Вопрос вызвал диспут на самом высоком в Морском корпусе уровне. Слова про «дух Устава» вызвали у адмирала одобрение:
– Сплоченный экипаж растет в этой роте, господа! Пряжки я разрешаю.
Еще больший фурор случился, когда, выйдя во двор на перекур, вся пятая рота достала одинаковые трубки Dunhill, которые надо сказать, немало стоили по тем временам.
– Нет, это вызов, господа! Скоро они на обед будут ходить со своими ложками!
– Пусть павловцы и константиновцы верят, что такие трубки в Морском корпусе выдают сразу вместе с бескозыркой, палашом и подзорной трубой!
– Колчак, Вы так лишите державу и пехоты, и кавалерии! Они же просто повесятся от зависти.
– И, господа гардемарины, носовые платки! Нежно-голубые или белоснежно-белые платки, непременно из шелковой ткани. Господа, наши корабли стоят миллионы. Не могут же носовые платки моряков стоить три копейки – сотня?! Сопли на кулак наматывать могут себе позволить лишь офицеры номерных пехотных полков. Моряк, повидавший мир, до подобной невоспитанности не опустится!
Надо ли удивляться, что в Мариинском театре гардемарины оказались в центре внимания? Когда будущие моряки передвигались не строем даже, а группами, своей особой морской, чуть в развалку походкой, которая отрабатывалась годами, в ножнах их парадных палашей вовсю гремели специально туда устроенные серебряные полтинники, издавая особенный «хрустальный» звон. А серебро и золото пуговиц и шитья на черном фоне, как магнитом притягивали девичий глаз, отвлекая его от тщательно загримированных прыщей на юношеских щеках и скулах.
– Знают дамы, куда смотреть! Зарплата мичмана раза в три будет против, пехотного подпоручика.
– Однако, пошляк, вы, сударь! У нас, моряков, просто особый блеск в глазах!
– И опять же, господа, жить в бойком портовом городе, один из которых, кстати, Санкт-Петербург, а другой – Гельсингфорс, ожидая моряка со службы – это одно. А умирать с тоски в каком-нибудь забытом богом гарнизоне под Пензой или на Сахалине – совсем другое! «Две большие разницы», как говорят одесские евреи. Кстати, Одесса – это еще одни военно-морской порт.
– Да уж!
Балет, да и вообще театр, Колчак впервые увидел здесь, в столице. На Урале, в Екатеринбурге он только слышал о каких-то сказочных постановках, которые гораздо интереснее, чем цирк. Что есть такие представления, где люди танцуют, кружатся и летают над сценой красиво и неутомимо, словно куклы, под волшебную музыку.
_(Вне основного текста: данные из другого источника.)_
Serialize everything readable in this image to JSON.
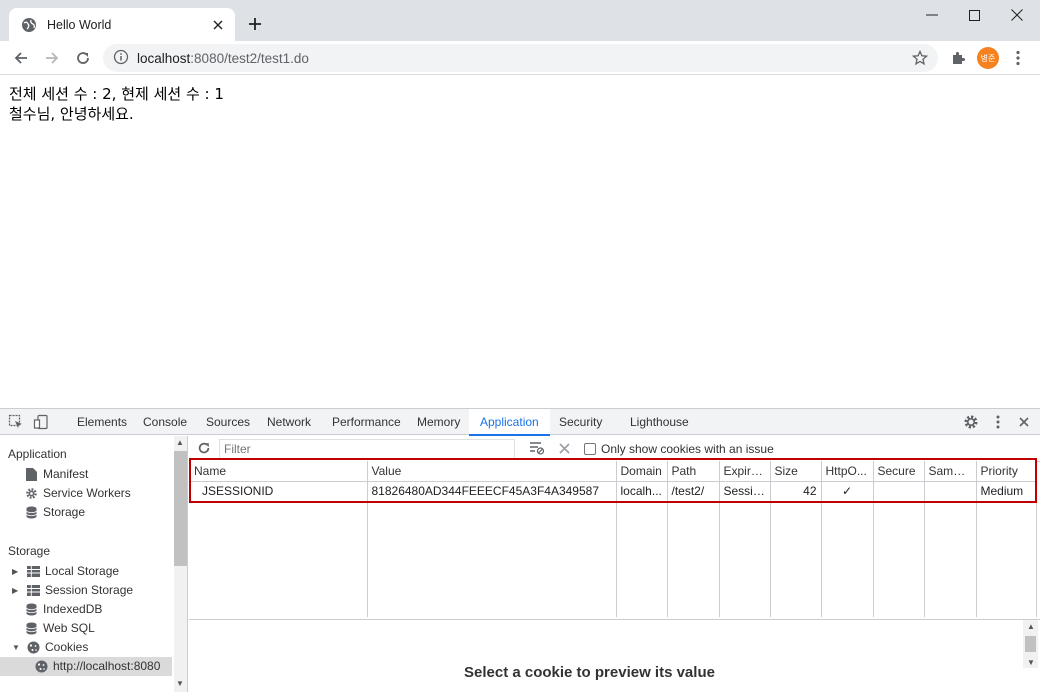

Сегодня Колчак невольно вспомнил о Тае. Он смотрел наяву исполнение ее мечты:
– Так вот ты какой, «Цветочек Аленький»!
Мариинский театр давал премьеру этой балетной постановки. И Николай завороженно смотрел на сцену, затаив дыхание и не замечая ничего вокруг.
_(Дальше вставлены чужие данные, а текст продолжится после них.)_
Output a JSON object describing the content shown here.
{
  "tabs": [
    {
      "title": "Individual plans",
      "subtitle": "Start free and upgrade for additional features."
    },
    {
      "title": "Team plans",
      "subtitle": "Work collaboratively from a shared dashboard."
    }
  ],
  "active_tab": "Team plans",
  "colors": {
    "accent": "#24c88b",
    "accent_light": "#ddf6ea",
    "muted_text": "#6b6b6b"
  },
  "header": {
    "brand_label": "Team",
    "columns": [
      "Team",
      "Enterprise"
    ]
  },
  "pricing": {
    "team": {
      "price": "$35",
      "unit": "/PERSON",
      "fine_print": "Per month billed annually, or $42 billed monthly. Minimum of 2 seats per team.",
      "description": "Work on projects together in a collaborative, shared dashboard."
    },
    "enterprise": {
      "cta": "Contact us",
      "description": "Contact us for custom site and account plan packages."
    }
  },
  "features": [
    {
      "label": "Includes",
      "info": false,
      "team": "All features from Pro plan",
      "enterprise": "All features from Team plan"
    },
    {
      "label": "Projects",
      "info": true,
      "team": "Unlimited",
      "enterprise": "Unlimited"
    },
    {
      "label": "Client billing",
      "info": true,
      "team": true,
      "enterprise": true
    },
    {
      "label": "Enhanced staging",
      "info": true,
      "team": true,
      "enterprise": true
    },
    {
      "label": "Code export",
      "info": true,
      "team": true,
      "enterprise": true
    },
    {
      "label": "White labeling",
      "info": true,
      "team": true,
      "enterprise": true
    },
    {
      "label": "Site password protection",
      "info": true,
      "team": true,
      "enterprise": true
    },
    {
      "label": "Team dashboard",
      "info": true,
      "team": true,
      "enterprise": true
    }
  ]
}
– Как это все так слаженно получается?
Его поражала не столько музыка или сам танец, а тот невидимый зрителю подготовительный труд, который позволял создавать на сцене это четко слаженное и филигранно отрепетированное волшебство. Он пытался понять: а как это можно крутить фуэте? Как можно прыгать так высоко, да еще с девушкою на руках? На чем держатся такие роскошные, но ведь и такие тяжелые декорации? Как музыканты понимают, какую именно музыку надо сейчас играть?
– Это фантастика какая-то! Магия, да и только.
Сам он занимался фехтованием и джигитовкой и хорошо знал, что безукоризненный и вовремя сделанный победный выпад шпаги оттачивается не месяцами даже, а годами. Что проскакать не на лошади, а под ней можно лишь тогда, когда сольешься с конем всем телом, умом и душою. А это требует сотен и сотен тренировок. Он понимал, что подготовка всех этих изящно отточенных движений – труд адский, каторжный и вознаграждаемый победой или восхищением окружающих далеко не всегда. И уж точно – никак не сразу!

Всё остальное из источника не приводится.